I wrote a poem about ‘hope’ the other day and I found a new definition in my sink as I washed the sodium chloride off these twisted beings. From the base of each was a new start. A small fragile thing, hoping to be more than it is now. Fighting for the smallest chance to grow big and strong. To lift fans of glorious leaves to the sun; flower, and tempt the birds into telling summer stories with fall berries .

In these fear-filled times it is hard to find things that are pure, undisputed signs of progress. It is one of the reasons I have not written much since PJ’s birth, the wounds of the world feel so big. What difference can I make? The answer was lit by cold springtime sun spilling over a tangle of muddy roots, a sink full of riches.

There is a old allegory about a conversation between a boy throwing starfish back into the sea and an old man watching him.

The old man replied, “But there must be tens of thousands of starfish on this beach. I’m afraid you won’t really be able to make much of a difference.”
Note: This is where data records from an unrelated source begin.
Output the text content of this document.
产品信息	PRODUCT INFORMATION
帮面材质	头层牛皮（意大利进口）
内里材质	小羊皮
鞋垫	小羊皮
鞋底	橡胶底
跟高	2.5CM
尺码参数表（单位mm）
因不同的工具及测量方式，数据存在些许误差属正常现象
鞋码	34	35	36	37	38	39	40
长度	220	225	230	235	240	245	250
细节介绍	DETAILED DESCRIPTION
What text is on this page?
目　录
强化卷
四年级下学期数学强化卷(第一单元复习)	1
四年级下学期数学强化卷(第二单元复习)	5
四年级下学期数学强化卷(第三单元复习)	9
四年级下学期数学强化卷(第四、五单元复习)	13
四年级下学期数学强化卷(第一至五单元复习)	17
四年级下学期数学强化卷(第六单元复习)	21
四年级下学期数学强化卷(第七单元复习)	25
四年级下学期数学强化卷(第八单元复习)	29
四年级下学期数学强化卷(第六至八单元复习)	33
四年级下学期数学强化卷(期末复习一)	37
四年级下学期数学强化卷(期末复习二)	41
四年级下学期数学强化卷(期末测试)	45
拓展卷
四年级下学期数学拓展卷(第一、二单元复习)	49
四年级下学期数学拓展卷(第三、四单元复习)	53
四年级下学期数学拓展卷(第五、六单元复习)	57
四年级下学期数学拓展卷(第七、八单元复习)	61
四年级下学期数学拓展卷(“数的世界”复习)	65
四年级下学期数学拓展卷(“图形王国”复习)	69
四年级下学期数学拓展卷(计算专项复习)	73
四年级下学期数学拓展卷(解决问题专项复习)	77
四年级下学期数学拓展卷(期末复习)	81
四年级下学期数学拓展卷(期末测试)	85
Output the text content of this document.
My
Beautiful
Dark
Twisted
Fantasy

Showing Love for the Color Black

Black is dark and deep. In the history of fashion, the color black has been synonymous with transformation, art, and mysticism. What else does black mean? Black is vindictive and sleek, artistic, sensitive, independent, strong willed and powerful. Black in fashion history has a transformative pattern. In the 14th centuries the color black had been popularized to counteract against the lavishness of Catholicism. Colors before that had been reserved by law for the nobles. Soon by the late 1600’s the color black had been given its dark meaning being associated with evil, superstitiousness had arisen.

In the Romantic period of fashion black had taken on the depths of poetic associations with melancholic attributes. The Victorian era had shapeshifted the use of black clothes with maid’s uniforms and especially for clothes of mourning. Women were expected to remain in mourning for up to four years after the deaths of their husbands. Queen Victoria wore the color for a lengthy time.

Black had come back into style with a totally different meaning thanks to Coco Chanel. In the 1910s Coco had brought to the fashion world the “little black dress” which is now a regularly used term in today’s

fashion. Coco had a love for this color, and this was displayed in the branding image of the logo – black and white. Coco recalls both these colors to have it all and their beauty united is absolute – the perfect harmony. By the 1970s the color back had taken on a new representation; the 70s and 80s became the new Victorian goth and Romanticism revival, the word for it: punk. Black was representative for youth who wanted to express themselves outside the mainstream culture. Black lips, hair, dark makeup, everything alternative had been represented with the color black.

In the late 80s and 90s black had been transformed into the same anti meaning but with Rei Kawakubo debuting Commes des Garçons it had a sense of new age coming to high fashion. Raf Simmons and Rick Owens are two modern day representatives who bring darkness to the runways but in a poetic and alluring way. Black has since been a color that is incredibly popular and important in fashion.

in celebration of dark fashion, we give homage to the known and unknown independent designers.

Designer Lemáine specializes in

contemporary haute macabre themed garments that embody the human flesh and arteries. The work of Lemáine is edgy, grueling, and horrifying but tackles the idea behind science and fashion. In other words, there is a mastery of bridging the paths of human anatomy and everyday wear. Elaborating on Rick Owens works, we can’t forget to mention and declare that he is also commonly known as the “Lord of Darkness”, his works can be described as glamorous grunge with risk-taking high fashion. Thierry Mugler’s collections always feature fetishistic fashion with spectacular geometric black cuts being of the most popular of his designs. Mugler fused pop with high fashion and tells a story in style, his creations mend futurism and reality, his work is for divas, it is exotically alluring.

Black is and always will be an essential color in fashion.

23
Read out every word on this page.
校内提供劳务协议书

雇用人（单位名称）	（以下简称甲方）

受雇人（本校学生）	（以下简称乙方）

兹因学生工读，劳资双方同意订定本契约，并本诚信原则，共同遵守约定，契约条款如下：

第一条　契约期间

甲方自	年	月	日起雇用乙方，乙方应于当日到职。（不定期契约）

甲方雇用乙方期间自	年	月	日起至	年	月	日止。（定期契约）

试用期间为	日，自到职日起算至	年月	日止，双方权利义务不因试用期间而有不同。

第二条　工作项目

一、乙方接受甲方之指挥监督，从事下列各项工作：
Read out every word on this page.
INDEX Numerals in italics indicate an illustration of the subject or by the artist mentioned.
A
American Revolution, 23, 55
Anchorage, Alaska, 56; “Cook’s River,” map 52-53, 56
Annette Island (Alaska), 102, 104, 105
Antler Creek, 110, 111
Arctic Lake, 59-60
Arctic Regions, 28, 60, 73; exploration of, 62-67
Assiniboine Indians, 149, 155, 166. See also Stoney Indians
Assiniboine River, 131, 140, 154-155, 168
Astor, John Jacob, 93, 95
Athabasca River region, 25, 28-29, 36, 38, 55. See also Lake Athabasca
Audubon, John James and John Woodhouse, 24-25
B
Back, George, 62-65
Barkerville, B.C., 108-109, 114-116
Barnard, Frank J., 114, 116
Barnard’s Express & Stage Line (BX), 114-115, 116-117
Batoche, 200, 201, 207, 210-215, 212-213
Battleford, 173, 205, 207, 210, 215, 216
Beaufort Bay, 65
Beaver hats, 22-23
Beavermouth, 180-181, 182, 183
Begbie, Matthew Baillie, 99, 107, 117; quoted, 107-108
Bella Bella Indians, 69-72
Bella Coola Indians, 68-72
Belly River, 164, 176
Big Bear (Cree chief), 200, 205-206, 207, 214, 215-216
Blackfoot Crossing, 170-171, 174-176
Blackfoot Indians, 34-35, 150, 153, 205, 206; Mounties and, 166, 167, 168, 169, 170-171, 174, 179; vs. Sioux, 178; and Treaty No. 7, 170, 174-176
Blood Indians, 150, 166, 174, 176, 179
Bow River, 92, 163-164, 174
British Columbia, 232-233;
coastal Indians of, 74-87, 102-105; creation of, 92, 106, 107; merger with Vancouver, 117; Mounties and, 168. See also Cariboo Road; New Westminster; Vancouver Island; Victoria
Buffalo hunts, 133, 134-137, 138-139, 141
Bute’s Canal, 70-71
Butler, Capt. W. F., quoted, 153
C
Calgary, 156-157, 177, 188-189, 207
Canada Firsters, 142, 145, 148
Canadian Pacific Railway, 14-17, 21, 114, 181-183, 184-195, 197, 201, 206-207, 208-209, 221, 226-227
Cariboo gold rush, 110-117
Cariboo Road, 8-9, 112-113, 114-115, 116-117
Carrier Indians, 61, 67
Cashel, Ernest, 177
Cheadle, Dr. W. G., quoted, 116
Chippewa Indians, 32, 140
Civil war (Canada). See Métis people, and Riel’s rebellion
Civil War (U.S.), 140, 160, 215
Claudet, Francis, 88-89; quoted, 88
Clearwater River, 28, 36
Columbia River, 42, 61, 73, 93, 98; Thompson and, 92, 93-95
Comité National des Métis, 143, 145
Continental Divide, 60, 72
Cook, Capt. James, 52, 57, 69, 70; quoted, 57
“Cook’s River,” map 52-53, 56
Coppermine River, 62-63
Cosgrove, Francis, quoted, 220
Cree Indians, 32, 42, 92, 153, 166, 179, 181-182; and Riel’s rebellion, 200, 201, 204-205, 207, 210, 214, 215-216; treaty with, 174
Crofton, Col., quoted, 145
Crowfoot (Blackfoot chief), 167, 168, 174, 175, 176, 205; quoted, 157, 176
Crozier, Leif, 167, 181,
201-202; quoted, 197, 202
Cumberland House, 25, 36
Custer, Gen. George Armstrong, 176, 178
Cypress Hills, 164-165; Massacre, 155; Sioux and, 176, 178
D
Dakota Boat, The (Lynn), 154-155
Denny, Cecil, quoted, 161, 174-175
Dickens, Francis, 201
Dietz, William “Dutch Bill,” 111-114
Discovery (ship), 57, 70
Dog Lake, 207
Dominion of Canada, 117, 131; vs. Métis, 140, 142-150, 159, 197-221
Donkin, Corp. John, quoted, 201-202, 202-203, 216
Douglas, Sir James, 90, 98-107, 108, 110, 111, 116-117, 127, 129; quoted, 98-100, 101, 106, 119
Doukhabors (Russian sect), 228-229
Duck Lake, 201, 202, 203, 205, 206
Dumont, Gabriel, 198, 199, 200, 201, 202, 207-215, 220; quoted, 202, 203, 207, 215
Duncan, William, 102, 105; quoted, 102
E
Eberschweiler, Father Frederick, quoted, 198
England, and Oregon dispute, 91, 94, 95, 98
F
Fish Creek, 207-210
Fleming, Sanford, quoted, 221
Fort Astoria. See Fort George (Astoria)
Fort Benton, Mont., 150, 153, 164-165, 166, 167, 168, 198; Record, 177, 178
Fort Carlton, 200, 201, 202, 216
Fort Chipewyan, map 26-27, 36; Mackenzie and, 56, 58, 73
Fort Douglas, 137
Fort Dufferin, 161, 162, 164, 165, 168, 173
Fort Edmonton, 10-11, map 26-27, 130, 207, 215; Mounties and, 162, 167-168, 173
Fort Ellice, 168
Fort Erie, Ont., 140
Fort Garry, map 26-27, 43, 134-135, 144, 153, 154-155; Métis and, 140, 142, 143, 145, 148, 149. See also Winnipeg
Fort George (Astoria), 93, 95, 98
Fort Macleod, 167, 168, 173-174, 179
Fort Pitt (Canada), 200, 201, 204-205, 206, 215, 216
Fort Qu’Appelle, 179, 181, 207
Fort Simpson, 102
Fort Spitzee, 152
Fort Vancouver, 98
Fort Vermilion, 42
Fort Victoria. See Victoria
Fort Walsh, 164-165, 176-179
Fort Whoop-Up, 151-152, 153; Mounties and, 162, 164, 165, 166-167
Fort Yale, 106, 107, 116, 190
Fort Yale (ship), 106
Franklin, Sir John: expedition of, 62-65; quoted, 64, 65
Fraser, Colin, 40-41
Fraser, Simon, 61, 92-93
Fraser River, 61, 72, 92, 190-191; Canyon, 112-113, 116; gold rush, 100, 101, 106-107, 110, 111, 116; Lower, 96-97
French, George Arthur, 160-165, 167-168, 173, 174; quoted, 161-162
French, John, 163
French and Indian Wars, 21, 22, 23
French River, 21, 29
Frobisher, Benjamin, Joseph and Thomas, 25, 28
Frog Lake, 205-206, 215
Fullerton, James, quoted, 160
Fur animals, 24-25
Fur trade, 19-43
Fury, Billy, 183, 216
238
The boy bent down, picked up yet another starfish and threw it as far as he could into the ocean. Then he turned, smiled and said, “It made a difference to that one!”

adapted from The Star Thrower, by Loren Eiseley (1907 – 1977)

Our actions have consequences not just for ourselves but for the other beings we share this earth with. Living mindfully each day is very difficult and it often feels like a futile pursuit. Do it anyway.

I have a choice how I live this “one wild and precious life” (Mary Oliver) I choose to scour the hills and ditches looking for medicine, that I may propagate and spread it to others. It is not a pursuit that yields any instant reward; still, it is my act of defiance against the fear that nothing I do matters.

At worst; these Elders got to travel farther than their kind can on their own, and at best I will be able to give the gift of future healing to others. Animal, plant and earth. It is hope not only for this spring, but next fall and all the seasons after that.

It is worth the effort.

Be well my friends. Take care of one another, even if it’s just digging up muddy roots by the side of the road.